Runingoncaffeine · 31/01/2025 06:26

I completely agree, OP

Britneyfan · 31/01/2025 18:27

I do generally agree with you OP. I rarely come here these days and almost never post anymore because people are just so breathtakingly rude and quite frankly mean to the point of bullying on here these days. My child is a teen now and I’m sure it used to be a much kinder place back in the day. It maybe reflects how people are in real life too (but worse due to anonymity etc), I do feel like people are ruder and meaner and more individualistic in real life too. I feel like the U.K. is a very difficult place to live in these days.

At the same time, although I recognise that it seems like very extreme advice to divorce someone, especially if they have a very established life together with children etc, it doesn’t always make it wrong. Having escaped an abusive marriage myself, I am now able to recognise some serious red flags that other people don’t always see, and I am sometimes one of the voices saying to get out now. I wish more people had told me to get out of my marriage at an earlier stage of things. However it’s obviously not always the answer of course, especially for minor issues.

To an extent you also have to understand that people responding to the poster are also whole people with their own experiences and opinions, and they aren’t qualified therapists either, though I take your point about this being many people’s first line and ideally would be a beacon of hope instead of a place to get knocked down even further.

Having been cheated on in my marriage, I’m afraid my sympathy for someone who cheated and is now being cheated on is going to be extremely limited. That person’s previous cheating may be “daggers of lifelong trauma” as you put it to another woman. However I personally would recognise that I can’t be objective or neutral on such a topic and would basically not comment on such a thread rather than say something negative to someone struggling. I don’t totally understand the mindset of people who seemingly come on here just to put other people down.

Maybe we need to ask mumsnet for a specific place for people to post where they know they will get supportive comments in a time of crisis, which doesn’t necessarily mean that people can’t point out to someone kindly where they may be going wrong etc.if it’s generally intended in a spirit of helpfulness rather than mean spirited.
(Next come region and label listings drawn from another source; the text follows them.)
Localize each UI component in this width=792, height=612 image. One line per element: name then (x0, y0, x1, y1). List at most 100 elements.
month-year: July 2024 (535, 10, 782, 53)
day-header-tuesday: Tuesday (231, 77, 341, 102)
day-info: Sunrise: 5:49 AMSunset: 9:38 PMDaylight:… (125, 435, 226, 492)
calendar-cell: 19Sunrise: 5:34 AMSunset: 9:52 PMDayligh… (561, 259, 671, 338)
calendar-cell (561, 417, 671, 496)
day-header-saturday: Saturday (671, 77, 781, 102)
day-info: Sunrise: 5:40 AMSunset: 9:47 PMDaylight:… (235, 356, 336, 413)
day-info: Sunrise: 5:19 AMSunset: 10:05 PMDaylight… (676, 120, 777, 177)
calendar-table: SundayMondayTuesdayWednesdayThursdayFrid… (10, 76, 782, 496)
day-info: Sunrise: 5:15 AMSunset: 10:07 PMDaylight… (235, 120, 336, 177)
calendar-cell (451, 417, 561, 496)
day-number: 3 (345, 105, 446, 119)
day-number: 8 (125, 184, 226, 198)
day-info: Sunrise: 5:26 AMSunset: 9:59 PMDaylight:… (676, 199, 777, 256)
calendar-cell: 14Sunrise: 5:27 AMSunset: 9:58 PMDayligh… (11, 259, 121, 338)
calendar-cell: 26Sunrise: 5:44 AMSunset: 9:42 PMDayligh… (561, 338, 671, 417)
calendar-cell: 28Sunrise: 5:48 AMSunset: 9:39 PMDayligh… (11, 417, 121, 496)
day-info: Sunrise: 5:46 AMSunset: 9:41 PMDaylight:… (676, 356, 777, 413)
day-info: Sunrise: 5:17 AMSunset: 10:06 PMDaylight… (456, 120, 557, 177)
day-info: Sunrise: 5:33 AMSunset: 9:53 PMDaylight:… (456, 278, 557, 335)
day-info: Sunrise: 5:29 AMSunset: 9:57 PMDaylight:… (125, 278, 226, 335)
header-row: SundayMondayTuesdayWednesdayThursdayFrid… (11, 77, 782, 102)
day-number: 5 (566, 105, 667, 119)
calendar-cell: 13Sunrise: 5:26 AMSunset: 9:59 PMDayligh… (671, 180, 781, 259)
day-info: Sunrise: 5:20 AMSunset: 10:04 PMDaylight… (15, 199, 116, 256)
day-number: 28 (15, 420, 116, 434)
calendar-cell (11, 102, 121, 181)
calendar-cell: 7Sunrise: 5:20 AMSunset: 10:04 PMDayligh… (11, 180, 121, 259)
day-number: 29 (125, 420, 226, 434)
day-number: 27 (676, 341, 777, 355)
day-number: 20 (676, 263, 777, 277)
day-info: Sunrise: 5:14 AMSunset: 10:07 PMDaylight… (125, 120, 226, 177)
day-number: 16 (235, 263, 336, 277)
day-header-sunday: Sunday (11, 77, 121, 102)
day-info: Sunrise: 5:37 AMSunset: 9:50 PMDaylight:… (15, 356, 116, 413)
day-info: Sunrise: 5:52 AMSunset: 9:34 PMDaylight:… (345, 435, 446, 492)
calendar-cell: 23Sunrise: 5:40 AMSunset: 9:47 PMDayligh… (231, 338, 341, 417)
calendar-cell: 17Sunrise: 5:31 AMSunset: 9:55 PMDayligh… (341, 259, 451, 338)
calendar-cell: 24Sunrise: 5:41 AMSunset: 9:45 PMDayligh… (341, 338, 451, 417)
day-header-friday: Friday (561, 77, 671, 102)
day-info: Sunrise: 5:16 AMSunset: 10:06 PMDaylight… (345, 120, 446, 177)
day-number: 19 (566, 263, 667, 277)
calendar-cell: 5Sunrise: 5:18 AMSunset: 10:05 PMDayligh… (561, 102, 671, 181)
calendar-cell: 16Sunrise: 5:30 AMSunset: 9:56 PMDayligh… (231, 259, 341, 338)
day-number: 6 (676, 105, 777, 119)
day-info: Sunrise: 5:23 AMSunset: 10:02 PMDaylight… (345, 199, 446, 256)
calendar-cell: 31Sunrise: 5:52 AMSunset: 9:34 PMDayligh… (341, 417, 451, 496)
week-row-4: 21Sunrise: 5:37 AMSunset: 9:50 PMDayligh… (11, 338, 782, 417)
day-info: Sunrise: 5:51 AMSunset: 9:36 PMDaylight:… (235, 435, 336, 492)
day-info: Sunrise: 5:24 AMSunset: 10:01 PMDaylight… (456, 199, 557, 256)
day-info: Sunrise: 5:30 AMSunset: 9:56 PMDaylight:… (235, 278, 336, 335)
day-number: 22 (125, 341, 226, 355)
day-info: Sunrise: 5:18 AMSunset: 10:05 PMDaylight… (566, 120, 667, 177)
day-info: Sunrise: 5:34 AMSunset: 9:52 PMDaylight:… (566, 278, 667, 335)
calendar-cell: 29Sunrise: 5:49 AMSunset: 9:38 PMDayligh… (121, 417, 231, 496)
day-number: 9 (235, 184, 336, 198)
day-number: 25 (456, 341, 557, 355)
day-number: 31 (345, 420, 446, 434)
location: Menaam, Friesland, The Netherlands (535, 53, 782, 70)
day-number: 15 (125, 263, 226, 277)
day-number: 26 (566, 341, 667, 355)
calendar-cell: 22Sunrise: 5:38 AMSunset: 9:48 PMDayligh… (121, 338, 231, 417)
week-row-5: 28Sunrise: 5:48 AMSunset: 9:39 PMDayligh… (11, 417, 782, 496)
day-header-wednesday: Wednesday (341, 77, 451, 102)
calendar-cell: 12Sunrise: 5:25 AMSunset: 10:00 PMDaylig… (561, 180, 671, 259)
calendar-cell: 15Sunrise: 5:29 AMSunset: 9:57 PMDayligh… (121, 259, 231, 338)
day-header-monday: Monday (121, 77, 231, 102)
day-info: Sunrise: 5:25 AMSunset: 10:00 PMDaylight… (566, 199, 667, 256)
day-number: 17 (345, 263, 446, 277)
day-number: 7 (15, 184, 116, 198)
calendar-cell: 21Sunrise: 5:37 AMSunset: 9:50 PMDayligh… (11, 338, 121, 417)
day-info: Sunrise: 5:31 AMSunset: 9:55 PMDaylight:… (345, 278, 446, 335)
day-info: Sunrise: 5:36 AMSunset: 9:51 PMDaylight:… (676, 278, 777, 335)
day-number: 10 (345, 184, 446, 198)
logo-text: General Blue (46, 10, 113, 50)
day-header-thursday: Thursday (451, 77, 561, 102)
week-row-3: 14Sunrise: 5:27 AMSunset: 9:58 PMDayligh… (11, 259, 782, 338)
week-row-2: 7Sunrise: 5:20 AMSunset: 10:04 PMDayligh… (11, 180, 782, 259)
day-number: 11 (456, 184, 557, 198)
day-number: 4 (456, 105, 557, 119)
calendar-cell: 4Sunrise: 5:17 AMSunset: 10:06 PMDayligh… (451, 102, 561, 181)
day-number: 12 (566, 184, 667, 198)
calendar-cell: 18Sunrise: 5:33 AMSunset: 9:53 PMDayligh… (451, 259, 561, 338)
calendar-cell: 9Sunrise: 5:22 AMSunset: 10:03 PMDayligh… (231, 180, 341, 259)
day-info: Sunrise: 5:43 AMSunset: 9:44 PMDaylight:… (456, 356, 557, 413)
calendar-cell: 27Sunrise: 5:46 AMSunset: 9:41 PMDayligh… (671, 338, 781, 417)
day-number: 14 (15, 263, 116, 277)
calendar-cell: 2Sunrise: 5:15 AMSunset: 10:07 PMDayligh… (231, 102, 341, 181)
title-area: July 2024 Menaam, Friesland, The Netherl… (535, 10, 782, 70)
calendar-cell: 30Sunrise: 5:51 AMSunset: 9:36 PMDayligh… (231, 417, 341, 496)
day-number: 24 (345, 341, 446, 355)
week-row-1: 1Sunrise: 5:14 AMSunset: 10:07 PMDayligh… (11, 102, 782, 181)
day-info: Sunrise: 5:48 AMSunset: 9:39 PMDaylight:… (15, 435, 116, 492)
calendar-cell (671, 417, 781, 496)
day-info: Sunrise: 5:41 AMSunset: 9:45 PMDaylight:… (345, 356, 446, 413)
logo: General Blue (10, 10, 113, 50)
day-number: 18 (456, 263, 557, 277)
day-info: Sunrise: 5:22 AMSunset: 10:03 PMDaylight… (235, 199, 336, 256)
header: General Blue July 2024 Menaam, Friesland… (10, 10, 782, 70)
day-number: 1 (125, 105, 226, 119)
Toxic positivity can be a thing too, but I do agree with you that the general vibe on here has become really negative with seemingly hordes of people who just can’t wait to jump on someone and tear them down even at a moment of vulnerability or crisis.

seekinghelp2 · 02/02/2025 01:10

Britneyfan

I see all you are saying and I appreciate your honesty then you say you would have a difficult time showing sympathy to someone who has cheated. I would say to this that we cannot give people lifelong sentences for behavior they clearly changed. It seems unfair and we have all done things we are not proud of. You will never know the brain chemistry, psychology, life events... etc of someone who does something like that in the moment. Odds are, even that person will not understand why they did that.

Also about cheating, it is such a vague word to me and everyone has their own definitions of what they consider cheating. Like some people say porn is cheating, but what if someone comes to be and tells me they ended their 50 years marriage because she found out he cheated 30 years ago.... could that mean he watched porn once 30 years ago? I hardly think so. The same thing for lap dances and things of the like.